Quantum superpositions occur naturally in the tiny world of atoms, but as objects get bigger, heat and other external influences more easily disrupt these delicate states. Researchers have devised strategies for cooling nanometer-size slivers nearly to the point at which quantum effects take over. Micrometer-size mirrors are an even bigger challenge given their larger number of atoms, each one a potential source of disruption. In principle, though, light alone could chill such a device. A mirror can act as a sort of plunger that caps a cavity full of photons. If the mirror's vibrations happen to drive it outward, some photons escape the cavity, and the plunger feels a resulting suction force as the pressure inside the cavity diminishes. If the mirror moves into the cavity, pressure builds and pushes it back out. Either process would damp down the mirror's motions and keep it still.

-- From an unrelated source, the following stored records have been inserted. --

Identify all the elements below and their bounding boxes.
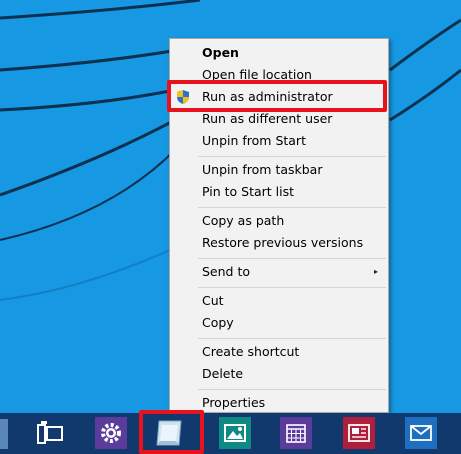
submenu-arrow-icon: ▸ xyxy=(373,267,378,276)
menu-separator xyxy=(198,156,386,157)
menu-item-open[interactable]: Open xyxy=(170,42,388,64)
menu-item-create-shortcut[interactable]: Create shortcut xyxy=(170,341,388,363)
menu-item-send-to[interactable]: Send to ▸ xyxy=(170,261,388,283)
menu-separator xyxy=(198,389,386,390)
menu-item-copy[interactable]: Copy xyxy=(170,312,388,334)
menu-separator xyxy=(198,258,386,259)
settings-gear-icon[interactable] xyxy=(95,417,127,449)
menu-item-unpin-from-start[interactable]: Unpin from Start xyxy=(170,130,388,152)
highlight-run-as-administrator xyxy=(167,80,387,112)
calendar-icon[interactable] xyxy=(280,417,312,449)
menu-item-delete[interactable]: Delete xyxy=(170,363,388,385)
menu-separator xyxy=(198,207,386,208)
taskbar xyxy=(0,413,461,454)
task-view-icon[interactable] xyxy=(34,417,66,449)
start-edge xyxy=(0,419,8,449)
highlight-taskbar-app xyxy=(139,410,204,454)
menu-item-cut[interactable]: Cut xyxy=(170,290,388,312)
menu-item-pin-to-start-list[interactable]: Pin to Start list xyxy=(170,181,388,203)
menu-item-restore-previous-versions[interactable]: Restore previous versions xyxy=(170,232,388,254)
news-icon[interactable] xyxy=(343,417,375,449)
menu-separator xyxy=(198,287,386,288)
photos-icon[interactable] xyxy=(219,417,251,449)
menu-item-copy-as-path[interactable]: Copy as path xyxy=(170,210,388,232)
menu-item-unpin-from-taskbar[interactable]: Unpin from taskbar xyxy=(170,159,388,181)
menu-separator xyxy=(198,338,386,339)
mail-icon[interactable] xyxy=(405,417,437,449)
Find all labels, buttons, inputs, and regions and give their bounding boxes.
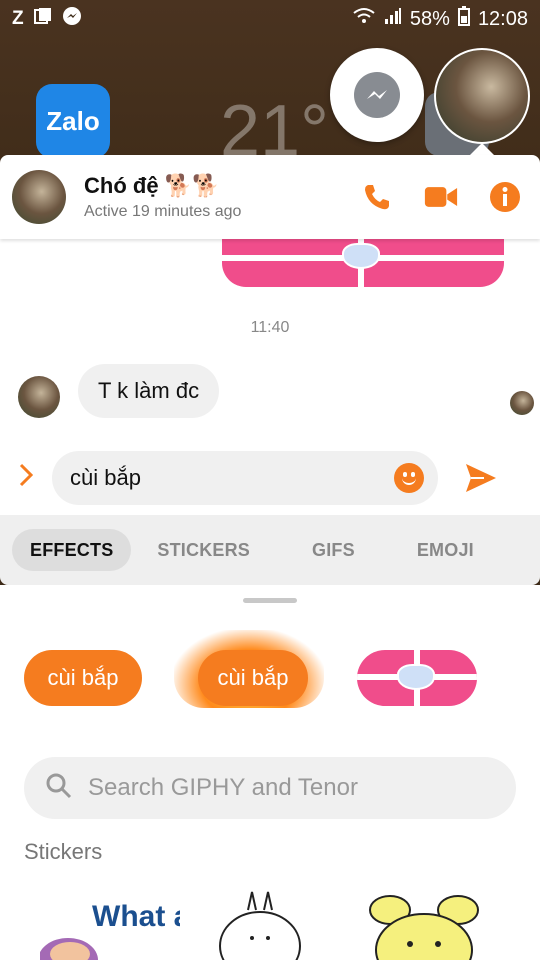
gift-message[interactable]: [222, 239, 504, 287]
zalo-app-icon[interactable]: Zalo: [36, 84, 110, 158]
status-bar: Z 58% 12:08: [0, 0, 540, 38]
tab-gifs[interactable]: GIFS: [294, 529, 373, 571]
messenger-notification-icon: [62, 6, 82, 32]
message-input[interactable]: cùi bắp: [52, 451, 438, 505]
sender-avatar[interactable]: [18, 376, 60, 418]
status-time: 12:08: [477, 7, 528, 30]
messenger-icon: [354, 72, 400, 118]
effects-tray: cùi bắp cùi bắp Search GIPHY and Tenor S…: [0, 585, 540, 960]
wifi-icon: [352, 7, 376, 31]
timestamp: 11:40: [250, 319, 290, 336]
video-call-icon[interactable]: [424, 180, 458, 214]
chevron-right-icon[interactable]: [18, 462, 38, 495]
sticker-yellow-creature[interactable]: [368, 890, 480, 960]
effect-gift[interactable]: [357, 650, 477, 706]
composer-tabs: EFFECTS STICKERS GIFS EMOJI: [0, 515, 540, 585]
messenger-chat-head[interactable]: [330, 48, 424, 142]
chat-head-pointer: [470, 143, 494, 155]
search-icon: [46, 773, 72, 804]
bow-icon: [397, 664, 435, 690]
zalo-notification-icon: Z: [12, 8, 24, 29]
chat-header: Chó đệ 🐕🐕 Active 19 minutes ago: [0, 155, 540, 239]
zalo-app-label: Zalo: [46, 105, 100, 136]
effect-plain[interactable]: cùi bắp: [24, 650, 142, 706]
drag-handle[interactable]: [243, 598, 297, 603]
emoji-icon[interactable]: [394, 463, 424, 493]
stickers-section-label: Stickers: [24, 839, 103, 864]
composer: cùi bắp: [0, 443, 540, 513]
seen-avatar: [510, 391, 534, 415]
battery-percent: 58%: [409, 7, 450, 30]
contact-chat-head[interactable]: [434, 48, 530, 144]
sticker-text: What a: [92, 900, 180, 933]
bow-icon: [342, 243, 380, 269]
search-input[interactable]: Search GIPHY and Tenor: [24, 757, 516, 819]
search-placeholder: Search GIPHY and Tenor: [88, 774, 358, 801]
sticker-what-a[interactable]: What a: [38, 890, 191, 960]
phone-icon[interactable]: [360, 180, 394, 214]
tab-effects[interactable]: EFFECTS: [12, 529, 132, 571]
effect-fire[interactable]: cùi bắp: [198, 650, 308, 706]
contact-name[interactable]: Chó đệ 🐕🐕: [84, 173, 241, 199]
incoming-message[interactable]: T k làm đc: [78, 364, 220, 418]
signal-icon: [384, 7, 402, 31]
sticker-bunny[interactable]: [218, 890, 304, 960]
tab-emoji[interactable]: EMOJI: [399, 529, 492, 571]
send-icon[interactable]: [464, 461, 498, 495]
battery-icon: [457, 6, 470, 32]
news-icon: [33, 7, 52, 31]
tab-stickers[interactable]: STICKERS: [139, 529, 268, 571]
avatar[interactable]: [12, 170, 66, 224]
info-icon[interactable]: [488, 180, 522, 214]
conversation: 11:40 T k làm đc cùi bắp: [0, 239, 540, 515]
message-input-text[interactable]: cùi bắp: [70, 465, 394, 491]
contact-status: Active 19 minutes ago: [84, 203, 242, 220]
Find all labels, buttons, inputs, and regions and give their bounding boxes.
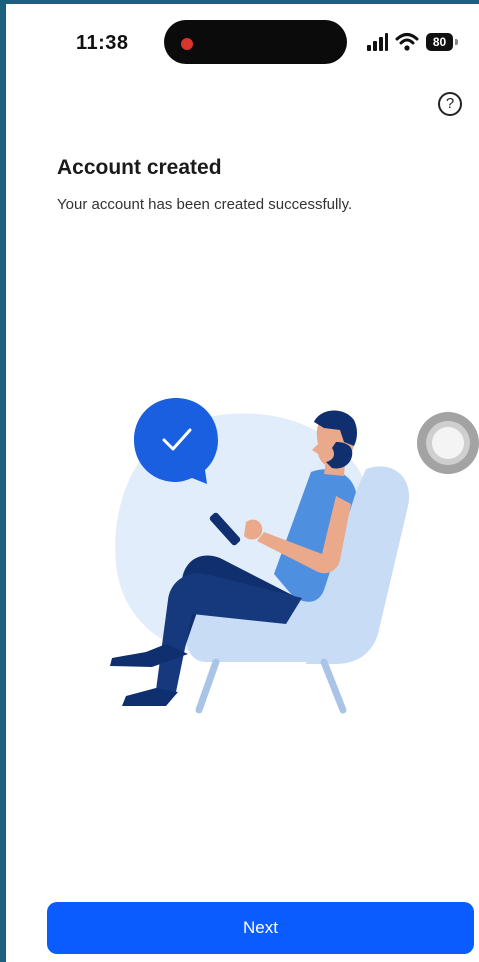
- signal-icon: [367, 33, 388, 51]
- phone-screen: 11:38 80 ? Account created Your account …: [6, 4, 479, 962]
- account-created-illustration: [110, 398, 410, 714]
- battery-tip: [455, 39, 458, 45]
- wifi-icon: [395, 33, 419, 51]
- assistive-touch-button[interactable]: [417, 412, 479, 474]
- status-bar: 11:38 80: [6, 4, 479, 84]
- question-mark-circle-icon: ?: [445, 95, 455, 112]
- status-time: 11:38: [76, 32, 129, 54]
- battery-icon: 80: [426, 33, 460, 51]
- recording-dot-icon: [181, 38, 193, 50]
- status-icons: 80: [366, 32, 466, 54]
- page-title: Account created: [57, 156, 222, 179]
- help-button[interactable]: ?: [438, 92, 462, 116]
- person-hand: [244, 519, 263, 540]
- next-button[interactable]: Next: [47, 902, 474, 954]
- person-shoe: [122, 688, 178, 706]
- dynamic-island: [164, 20, 347, 64]
- chair-leg: [195, 658, 220, 714]
- page-subtitle: Your account has been created successful…: [57, 196, 353, 213]
- chair-leg: [320, 658, 347, 714]
- battery-level: 80: [426, 33, 453, 51]
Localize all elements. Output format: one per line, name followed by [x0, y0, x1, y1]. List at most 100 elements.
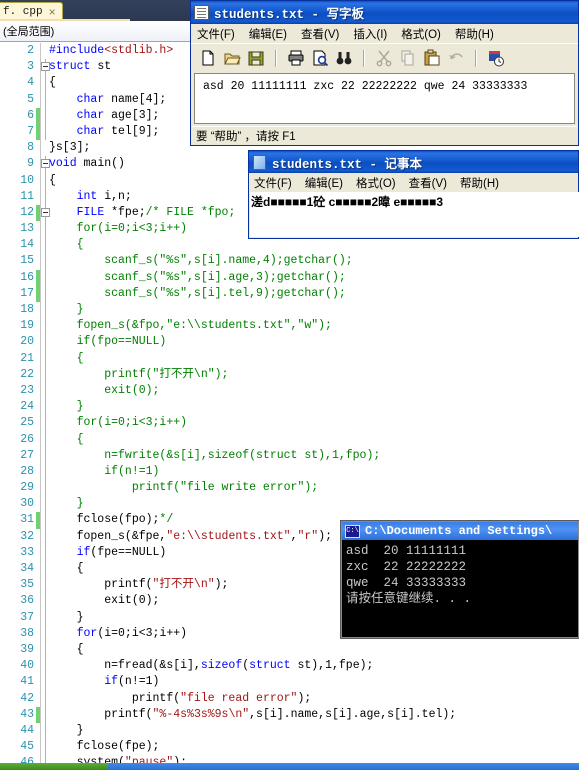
code-line-text: printf("打不开\n"); — [49, 367, 229, 381]
code-line-text: } — [49, 610, 84, 624]
code-line[interactable]: 16 scanf_s("%s",s[i].age,3);getchar(); — [0, 269, 579, 286]
code-line[interactable]: 21 { — [0, 351, 579, 367]
notepad-title-text: students.txt - 记事本 — [272, 157, 423, 172]
code-line-text: scanf_s("%s",s[i].tel,9);getchar(); — [49, 286, 346, 300]
code-line[interactable]: 18 } — [0, 302, 579, 318]
notepad-menu-view[interactable]: 查看(V) — [409, 175, 447, 191]
wordpad-menu-view[interactable]: 查看(V) — [301, 26, 339, 42]
code-line-text: printf("file write error"); — [49, 481, 319, 495]
paste-icon[interactable] — [423, 49, 441, 67]
start-button[interactable] — [0, 763, 108, 770]
code-line-text: exit(0); — [49, 594, 160, 608]
wordpad-title-text: students.txt - 写字板 — [214, 8, 365, 22]
new-document-icon[interactable] — [199, 49, 217, 67]
line-number: 3 — [27, 60, 34, 74]
code-line[interactable]: 44 } — [0, 723, 579, 739]
line-number: 8 — [27, 141, 34, 155]
code-line[interactable]: 29 printf("file write error"); — [0, 480, 579, 496]
find-binoculars-icon[interactable] — [335, 49, 353, 67]
code-line-text: printf("打不开\n"); — [49, 578, 229, 592]
editor-tab-label: f. cpp — [3, 6, 43, 18]
line-number: 29 — [20, 481, 34, 495]
console-title-bar[interactable]: C:\ C:\Documents and Settings\ — [342, 522, 578, 540]
code-line[interactable]: 23 exit(0); — [0, 383, 579, 399]
wordpad-menu-bar[interactable]: 文件(F) 编辑(E) 查看(V) 插入(I) 格式(O) 帮助(H) — [191, 24, 578, 43]
code-line-text: { — [49, 351, 84, 365]
code-line[interactable]: 40 n=fread(&s[i],sizeof(struct st),1,fpe… — [0, 658, 579, 674]
console-line: asd 20 11111111 — [346, 544, 467, 558]
line-number: 2 — [27, 44, 34, 57]
code-line[interactable]: 14 { — [0, 237, 579, 253]
save-disk-icon[interactable] — [247, 49, 265, 67]
code-line[interactable]: 25 for(i=0;i<3;i++) — [0, 415, 579, 431]
print-icon[interactable] — [287, 49, 305, 67]
line-number: 26 — [20, 432, 34, 446]
wordpad-menu-format[interactable]: 格式(O) — [401, 26, 441, 42]
code-line-text: char age[3]; — [76, 108, 160, 122]
wordpad-menu-insert[interactable]: 插入(I) — [353, 26, 387, 42]
wordpad-title-bar[interactable]: students.txt - 写字板 — [191, 1, 578, 24]
code-line[interactable]: 42 printf("file read error"); — [0, 691, 579, 707]
code-line[interactable]: 20 if(fpo==NULL) — [0, 334, 579, 350]
notepad-title-bar[interactable]: students.txt - 记事本 — [249, 151, 578, 173]
code-line[interactable]: 30 } — [0, 496, 579, 512]
wordpad-menu-file[interactable]: 文件(F) — [197, 26, 235, 42]
code-line[interactable]: 45 fclose(fpe); — [0, 739, 579, 755]
date-time-icon[interactable] — [487, 49, 505, 67]
code-line[interactable]: 17 scanf_s("%s",s[i].tel,9);getchar(); — [0, 285, 579, 302]
toolbar-separator-3 — [475, 49, 477, 67]
wordpad-toolbar[interactable] — [191, 43, 578, 72]
code-line[interactable]: 28 if(n!=1) — [0, 464, 579, 480]
code-line[interactable]: 15 scanf_s("%s",s[i].name,4);getchar(); — [0, 253, 579, 269]
notepad-document-area[interactable]: 溠d■■■■■1砼 c■■■■■2暐 e■■■■■3 — [250, 192, 579, 237]
line-number: 33 — [20, 545, 34, 559]
line-number: 30 — [20, 497, 34, 511]
open-folder-icon[interactable] — [223, 49, 241, 67]
wordpad-status-text: 要 “帮助” ，请按 F1 — [196, 130, 296, 143]
code-line-text: fclose(fpe); — [49, 740, 160, 754]
code-line[interactable]: 19 fopen_s(&fpo,"e:\\students.txt","w"); — [0, 318, 579, 334]
command-prompt-window[interactable]: C:\ C:\Documents and Settings\ asd 20 11… — [341, 521, 579, 638]
line-number: 16 — [20, 270, 34, 284]
wordpad-document-area[interactable]: asd 20 11111111 zxc 22 22222222 qwe 24 3… — [194, 73, 575, 124]
code-line[interactable]: 27 n=fwrite(&s[i],sizeof(struct st),1,fp… — [0, 448, 579, 464]
line-number: 7 — [27, 124, 34, 138]
line-number: 36 — [20, 594, 34, 608]
notepad-menu-edit[interactable]: 编辑(E) — [305, 175, 343, 191]
code-line-text: char tel[9]; — [76, 124, 160, 138]
wordpad-menu-help[interactable]: 帮助(H) — [455, 26, 494, 42]
wordpad-menu-edit[interactable]: 编辑(E) — [249, 26, 287, 42]
windows-taskbar[interactable] — [0, 763, 579, 770]
code-line-text: printf("%-4s%3s%9s\n",s[i].name,s[i].age… — [49, 707, 457, 721]
code-line[interactable]: 26 { — [0, 432, 579, 448]
line-number: 42 — [20, 691, 34, 705]
line-number: 10 — [20, 173, 34, 187]
code-line-text: n=fread(&s[i],sizeof(struct st),1,fpe); — [49, 659, 374, 673]
code-line[interactable]: 22 printf("打不开\n"); — [0, 367, 579, 383]
wordpad-window[interactable]: students.txt - 写字板 文件(F) 编辑(E) 查看(V) 插入(… — [190, 0, 579, 146]
line-number: 9 — [27, 157, 34, 171]
change-marker — [36, 107, 40, 124]
notepad-menu-file[interactable]: 文件(F) — [254, 175, 292, 191]
close-icon[interactable]: × — [49, 6, 56, 18]
line-number: 37 — [20, 610, 34, 624]
print-preview-icon[interactable] — [311, 49, 329, 67]
code-line[interactable]: 43 printf("%-4s%3s%9s\n",s[i].name,s[i].… — [0, 706, 579, 723]
line-number: 6 — [27, 108, 34, 122]
code-line[interactable]: 39 { — [0, 642, 579, 658]
code-line-text: } — [49, 400, 84, 414]
code-line[interactable]: 46 system("pause"); — [0, 755, 579, 763]
notepad-menu-help[interactable]: 帮助(H) — [460, 175, 499, 191]
code-line-text: { — [49, 562, 84, 575]
code-line-text: char name[4]; — [76, 92, 167, 106]
line-number: 40 — [20, 659, 34, 673]
code-line-text: { — [49, 432, 84, 446]
notepad-menu-bar[interactable]: 文件(F) 编辑(E) 格式(O) 查看(V) 帮助(H) — [249, 173, 578, 192]
code-line[interactable]: 24 } — [0, 399, 579, 415]
code-line-text: system("pause"); — [49, 756, 188, 763]
notepad-window[interactable]: students.txt - 记事本 文件(F) 编辑(E) 格式(O) 查看(… — [248, 150, 579, 239]
notepad-app-icon — [253, 154, 266, 170]
notepad-menu-format[interactable]: 格式(O) — [356, 175, 396, 191]
code-line-text: n=fwrite(&s[i],sizeof(struct st),1,fpo); — [49, 448, 381, 462]
code-line[interactable]: 41 if(n!=1) — [0, 674, 579, 690]
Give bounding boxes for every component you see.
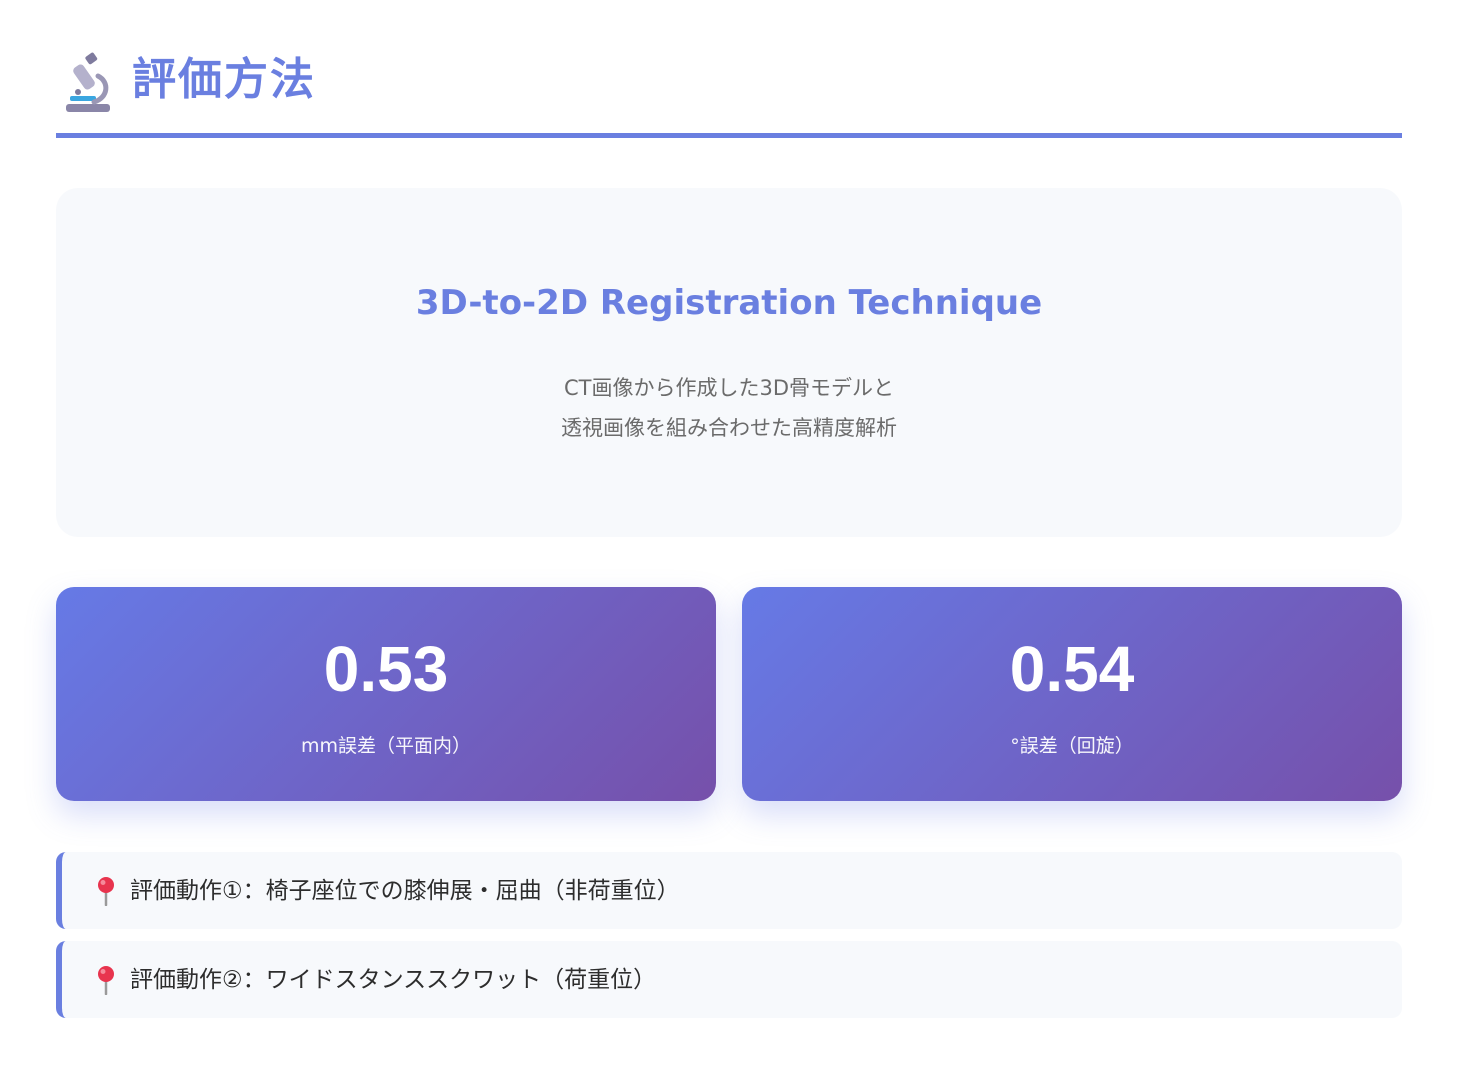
stat-label: °誤差（回旋） bbox=[1010, 735, 1134, 757]
registration-description-line-2: 透視画像を組み合わせた高精度解析 bbox=[561, 416, 897, 440]
stat-label: mm誤差（平面内） bbox=[300, 735, 472, 757]
motion-item-text: 評価動作②：ワイドスタンススクワット（荷重位） bbox=[130, 966, 657, 993]
pin-icon bbox=[98, 876, 114, 906]
motion-item-2: 評価動作②：ワイドスタンススクワット（荷重位） bbox=[56, 941, 1402, 1018]
registration-description-line-1: CT画像から作成した3D骨モデルと bbox=[563, 376, 895, 400]
registration-card: 3D-to-2D Registration Technique CT画像から作成… bbox=[56, 188, 1402, 537]
microscope-icon bbox=[66, 52, 110, 112]
motion-item-text: 評価動作①：椅子座位での膝伸展・屈曲（非荷重位） bbox=[130, 877, 680, 904]
page: 評価方法 3D-to-2D Registration Technique CT画… bbox=[0, 0, 1458, 1071]
page-title: 評価方法 bbox=[132, 54, 316, 105]
motion-item-1: 評価動作①：椅子座位での膝伸展・屈曲（非荷重位） bbox=[56, 852, 1402, 929]
stat-card-translation-error: 0.53 mm誤差（平面内） bbox=[56, 587, 716, 801]
registration-title: 3D-to-2D Registration Technique bbox=[415, 283, 1043, 323]
stat-value: 0.54 bbox=[1009, 633, 1135, 705]
pin-icon bbox=[98, 965, 114, 995]
stat-card-rotation-error: 0.54 °誤差（回旋） bbox=[742, 587, 1402, 801]
section-header: 評価方法 bbox=[56, 44, 1402, 138]
stat-value: 0.53 bbox=[323, 633, 449, 705]
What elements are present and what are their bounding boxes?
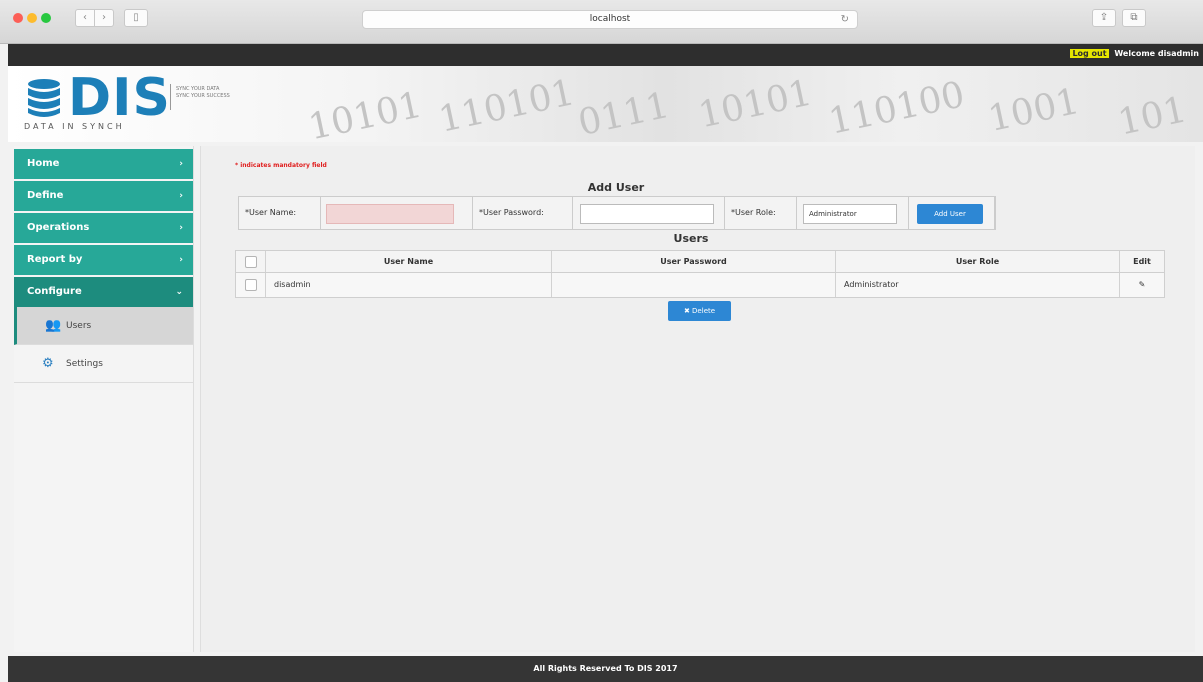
close-window-button[interactable]: [13, 13, 23, 23]
header-edit: Edit: [1133, 257, 1151, 266]
banner-decoration: 0111: [574, 84, 673, 142]
cell-user-password: [552, 273, 836, 297]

The trick is keeping the photons inside the cavity long enough so that physicists can adjust their frequency and enable them to push and tug the mirror in the right way, like pushing a swing at the proper moment. In the November 2 Nature researchers demonstrated two ways to do so: In the first, a French and an Austrian group chose to construct highly reflective cavities, each capped on one end by a flexible beam that acted as a high quality mirror. Both teams cooled their devices from room temperature down to 10 kelvins or less. In the second method, a group from the University of California, Santa Barbara, replaced the beam with a diving-board-like cantilever holding a mirror. By bouncing laser light into the cavity the physicists monitored the position of the cantilever. They then fed this information to a second laser that actively damped the cantilever's motion by applying pressure near its base. The result: a chilly 0.135 kelvin.
"Although spotting intriguing quantum mechanical effects is probably still some distance away, the research marks a promising step in that direction," writes physicist Khaled Karrai of Ludwig Maximilians University in Munich in an accompanying editorial. Observing quantum superpositions will require cooling to a few thousandths of a kelvin or less, Karrai points out. Right now heat is probably seeping in through the mirror's flexible attachments and by absorption of light, he notes.